Without saying anything more, they got up and left the table and walked out of the noisy room to the staircase. As they went down the stairs to the deck below, Bond’s arm went round the girl’s waist and her head fell against his shoulder.

They came to the door of Tiffany’s cabin, but she pulled him away and on down the long, softly creaking corridor.

‘I want it to be in your house, James,’ she said.

Bond said nothing until he had kicked the door of his cabin shut behind them and they had twisted round and stood locked together in the middle of the wonderfully private, wonderfully anonymous little room. And then he just said, softly, ‘My darling,’ and put one hand in her hair so that he could hold her mouth where he wanted it.

And after a while his other hand went to the zip fastener at the back of her dress and without moving away from him she stepped out of her dress and panted between their kisses. ‘I want it all, James.

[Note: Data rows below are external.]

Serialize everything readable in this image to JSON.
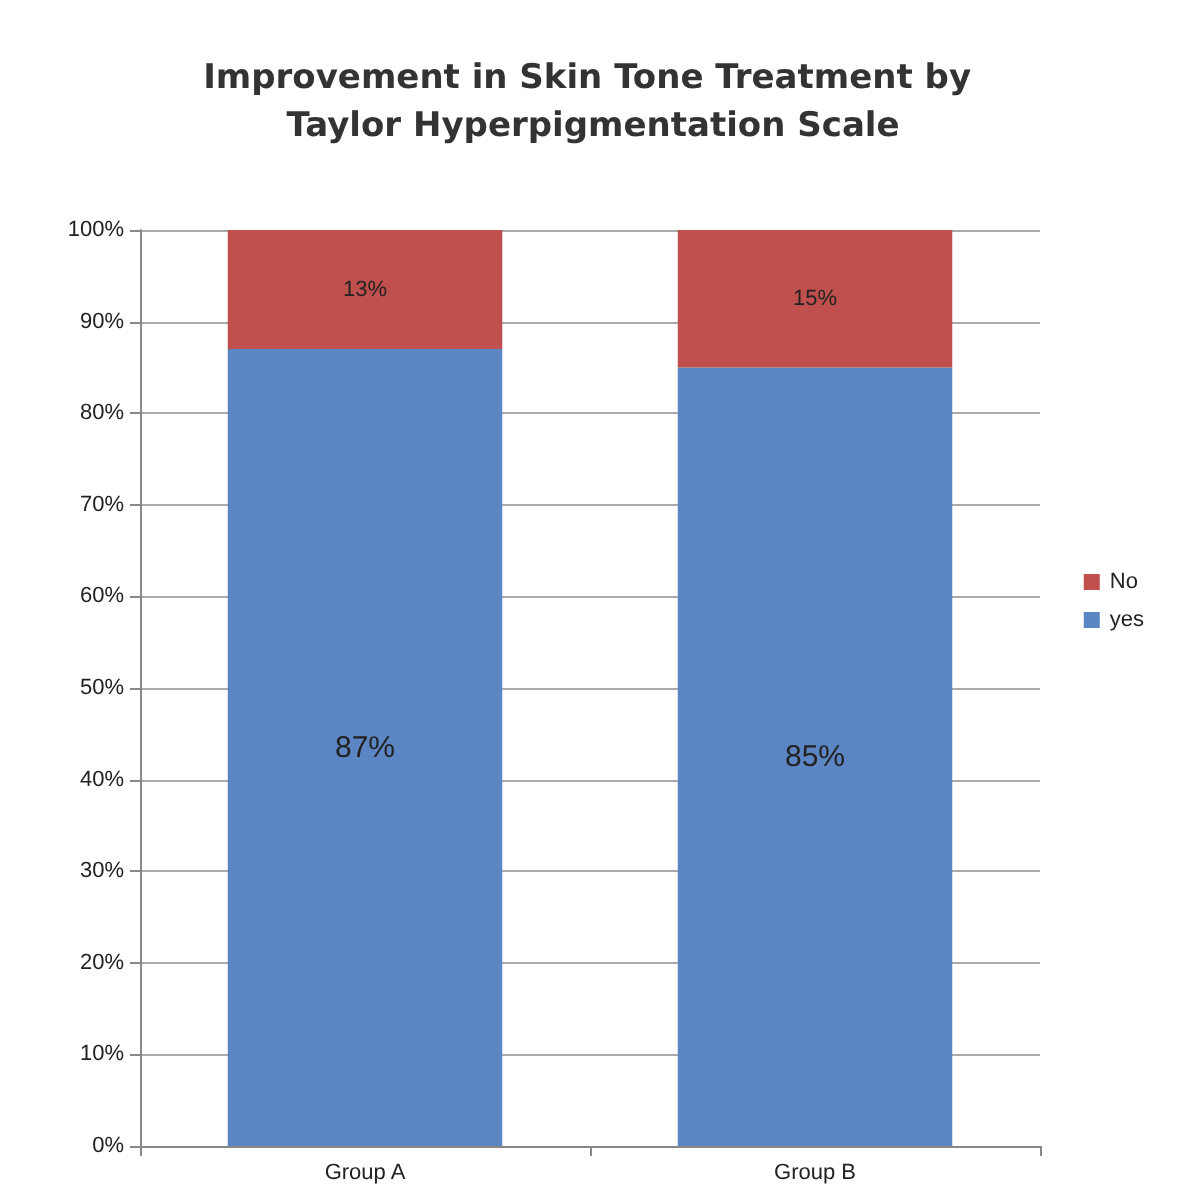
{
  "chart_data": {
    "type": "bar",
    "title": "Improvement in Skin Tone Treatment by Taylor Hyperpigmentation Scale",
    "categories": [
      "Group A",
      "Group B"
    ],
    "stacked": true,
    "series": [
      {
        "name": "yes",
        "color": "#5b86c3",
        "values": [
          87,
          85
        ],
        "value_labels": [
          "87%",
          "85%"
        ]
      },
      {
        "name": "No",
        "color": "#c0504d",
        "values": [
          13,
          15
        ],
        "value_labels": [
          "13%",
          "15%"
        ]
      }
    ],
    "ylim": [
      0,
      100
    ],
    "yticks": [
      {
        "value": 0,
        "label": "0%"
      },
      {
        "value": 10,
        "label": "10%"
      },
      {
        "value": 20,
        "label": "20%"
      },
      {
        "value": 30,
        "label": "30%"
      },
      {
        "value": 40,
        "label": "40%"
      },
      {
        "value": 50,
        "label": "50%"
      },
      {
        "value": 60,
        "label": "60%"
      },
      {
        "value": 70,
        "label": "70%"
      },
      {
        "value": 80,
        "label": "80%"
      },
      {
        "value": 90,
        "label": "90%"
      },
      {
        "value": 100,
        "label": "100%"
      }
    ],
    "grid": "y",
    "legend": "right"
  }
}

Everything you’ve ever done to a girl. Now. Quickly.’

And Bond bent down and put an arm round her thighs and picked her up and laid her gently on the floor.

 

 

24 | DEATH IS SO PERMANENT

The last thing Bond remembered before the telephone rang was Tiffany bending over him in bed and kissing him and saying, ‘You shouldn’t sleep on the heart-side, my treasure. It’s bad for the heart. It might stop beating. Turn over.’ And obediently he had turned and as the door clicked he was at once asleep again with her voice and the sigh of the Atlantic and the soft roll of the ship holding him in their arms.

And then the angry bell rang in the dark cabin and went on ringing and Bond cursed and reached for it and a voice said, ‘Sorry to disturb you, Sir. This is the wireless operator. There’s a cipher signal just come in for you and it’s got an
en clair
prefix of “Most Immediate”. Shall I call it out to you or send it down?’

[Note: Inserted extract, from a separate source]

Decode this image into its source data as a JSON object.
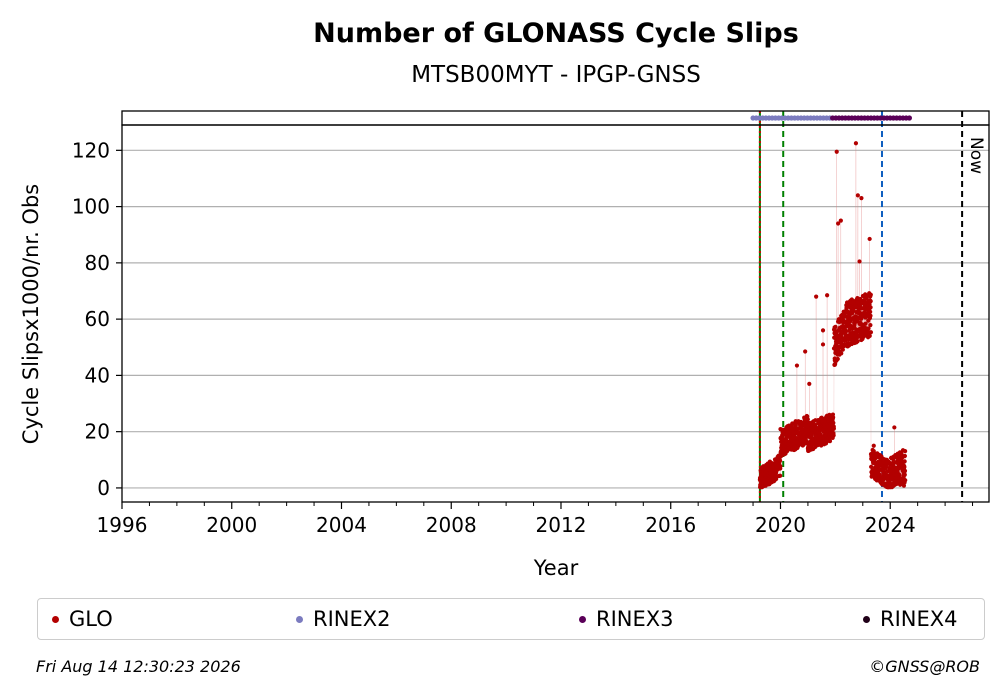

‘Send it down, would you?’said Bond. ‘And thanks.’

Now what the hell? All the beauty and heat and excitement of passionate love were pushed roughly away as he turned on the lights, slipped out of bed and, shaking his head to clear it, took the two steps into the shower.

For a full minute he let the water hit him, and then he rubbed himself down and picked up his trousers and shirt from the floor and climbed into them.

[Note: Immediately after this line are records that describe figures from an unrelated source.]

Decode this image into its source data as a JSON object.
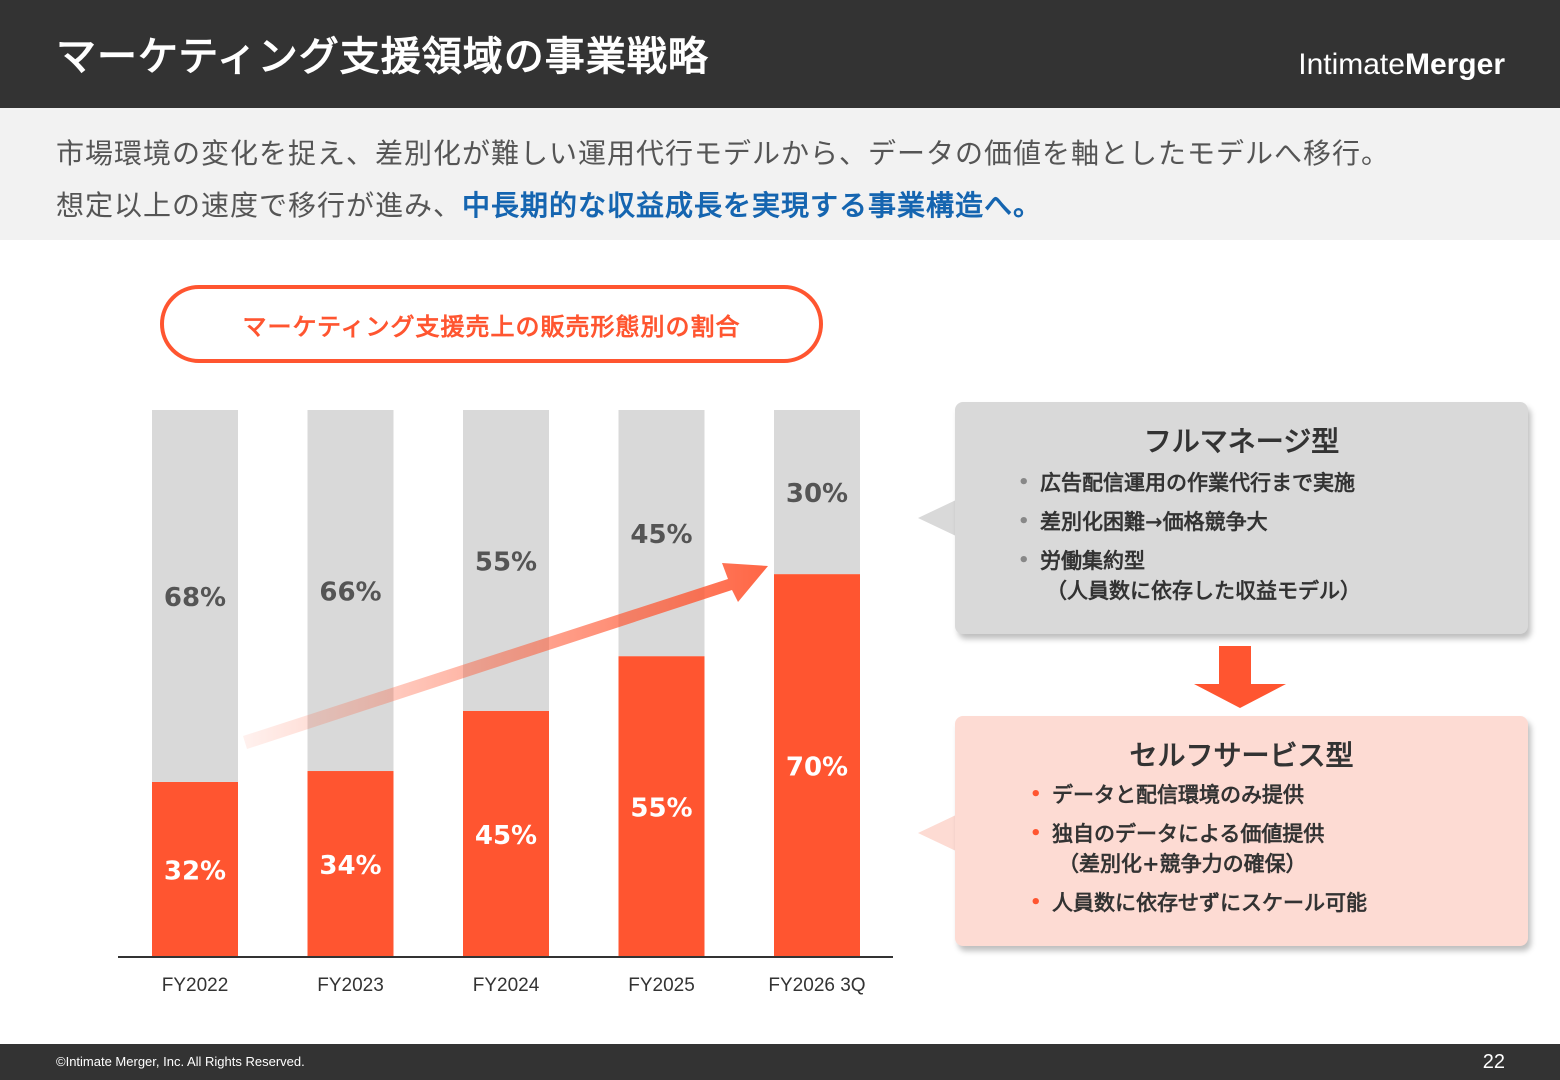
{
  "header": {
    "title": "マーケティング支援領域の事業戦略",
    "logo_light": "Intimate",
    "logo_bold": "Merger"
  },
  "subtitle": {
    "line1": "市場環境の変化を捉え、差別化が難しい運用代行モデルから、データの価値を軸としたモデルへ移行。",
    "line2_plain": "想定以上の速度で移行が進み、",
    "line2_emphasis": "中長期的な収益成長を実現する事業構造へ。"
  },
  "pill_label": "マーケティング支援売上の販売形態別の割合",
  "chart_data": {
    "type": "bar",
    "stacked": true,
    "categories": [
      "FY2022",
      "FY2023",
      "FY2024",
      "FY2025",
      "FY2026 3Q"
    ],
    "series": [
      {
        "values": [
          32,
          34,
          45,
          55,
          70
        ],
        "labels": [
          "32%",
          "34%",
          "45%",
          "55%",
          "70%"
        ],
        "color": "#ff5530"
      },
      {
        "values": [
          68,
          66,
          55,
          45,
          30
        ],
        "labels": [
          "68%",
          "66%",
          "55%",
          "45%",
          "30%"
        ],
        "color": "#d9d9d9"
      }
    ],
    "ylim": [
      0,
      100
    ],
    "trend_arrow": true
  },
  "full_manage": {
    "title": "フルマネージ型",
    "items": [
      {
        "text": "広告配信運用の作業代行まで実施"
      },
      {
        "text": "差別化困難→価格競争大"
      },
      {
        "text": "労働集約型",
        "sub": "（人員数に依存した収益モデル）"
      }
    ]
  },
  "self_service": {
    "title": "セルフサービス型",
    "items": [
      {
        "text": "データと配信環境のみ提供"
      },
      {
        "text": "独自のデータによる価値提供",
        "sub": "（差別化+競争力の確保）"
      },
      {
        "text": "人員数に依存せずにスケール可能"
      }
    ]
  },
  "bullet": "•",
  "footer": {
    "copyright": "©Intimate Merger, Inc. All Rights Reserved.",
    "page": "22"
  },
  "colors": {
    "accent": "#ff5530",
    "dark": "#333333",
    "gray": "#d9d9d9",
    "pink": "#fddbd3",
    "blue": "#1565b0"
  }
}
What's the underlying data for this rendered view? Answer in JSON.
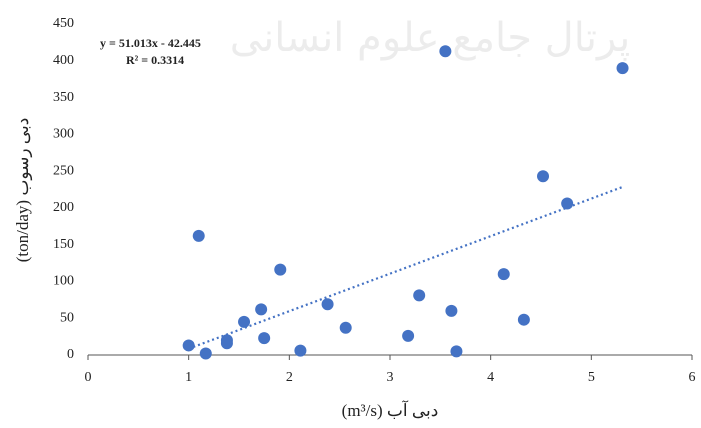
{
  "chart_data": {
    "type": "scatter",
    "watermark": "پرتال جامع علوم انسانی",
    "x_label": "دبی آب (m³/s)",
    "y_label": "دبی رسوب (ton/day)",
    "x": [
      1.0,
      1.1,
      1.17,
      1.38,
      1.38,
      1.55,
      1.72,
      1.75,
      1.91,
      2.11,
      2.38,
      2.56,
      3.18,
      3.29,
      3.55,
      3.61,
      3.66,
      4.13,
      4.33,
      4.52,
      4.76,
      5.31
    ],
    "values": [
      13,
      162,
      2,
      16,
      20,
      45,
      62,
      23,
      116,
      6,
      69,
      37,
      26,
      81,
      413,
      60,
      5,
      110,
      48,
      243,
      206,
      390
    ],
    "color": "#4472c4",
    "trendline": {
      "slope": 51.013,
      "intercept": -42.445,
      "x_range": [
        1.0,
        5.31
      ],
      "equation": "y = 51.013x - 42.445",
      "r2": "R² = 0.3314"
    },
    "xlim": [
      0,
      6
    ],
    "xticks": [
      0,
      1,
      2,
      3,
      4,
      5,
      6
    ],
    "ylim": [
      0,
      450
    ],
    "yticks": [
      0,
      50,
      100,
      150,
      200,
      250,
      300,
      350,
      400,
      450
    ],
    "grid": false
  }
}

There was a knock on the door and he took the cable and sat down at the desk and lit a cigarette and set grimly to work. And, as the groups gradually dissolved into words, his eyes grew narrower and the skin slowly crawled on his body.

The cable was from the Chief of Staff. It said:

FIRSTLY CLANDESTINE SEARCH OF SAYES OFFICE REVEALED SIGNAL FROM QE ADDRESSED ABC SIGNED WINTER ADVISING OF YOUR AND CASES PRESENCE ABOARD REQUESTING INSTRUCTIONS STOP REPLY ADDRESSED WINTER SIGNED ABC ORDERS ELIMINATION OF CASE COMMA PRICE TWENTY THOUSAND DOLLARS STOP SECONDLY WE CONSIDER RUFUS B SAYE IS ABC WHICH IS PARTLY EQUIVALENT OF HIS INITIALS IN FRENCH THUS AH DASH BAY DASH SAYE STOP THIRDLY POSSIBLY ALERTED BY SIGNS OF SEARCH SAYE FLEW PARIS YESTERDAY AND NOW REPORTED BY INTERPOL BE IN DAKAR STOP THIS TENDS CONFIRM OUR SUSPICION THAT DIAMONDS ORIGINATE SIERRA LEONE MINES THENCE SMUGGLED OVER FRONTIER INTO FRENCH GUINEA STOP WE STRONGLY SUSPECT MEMBER OF SIERRA INTERNATIONALS DENTAL SURGERY STAFF WHO BEING WATCHED STOP FOURTHLY RAF CANBERRA AWAITS YOU BOSCOMBE DOWN FOR IMMEDIATE ONWARD FLIGHT TOMORROW NIGHT TO SIERRA LEONE SIGNED COS.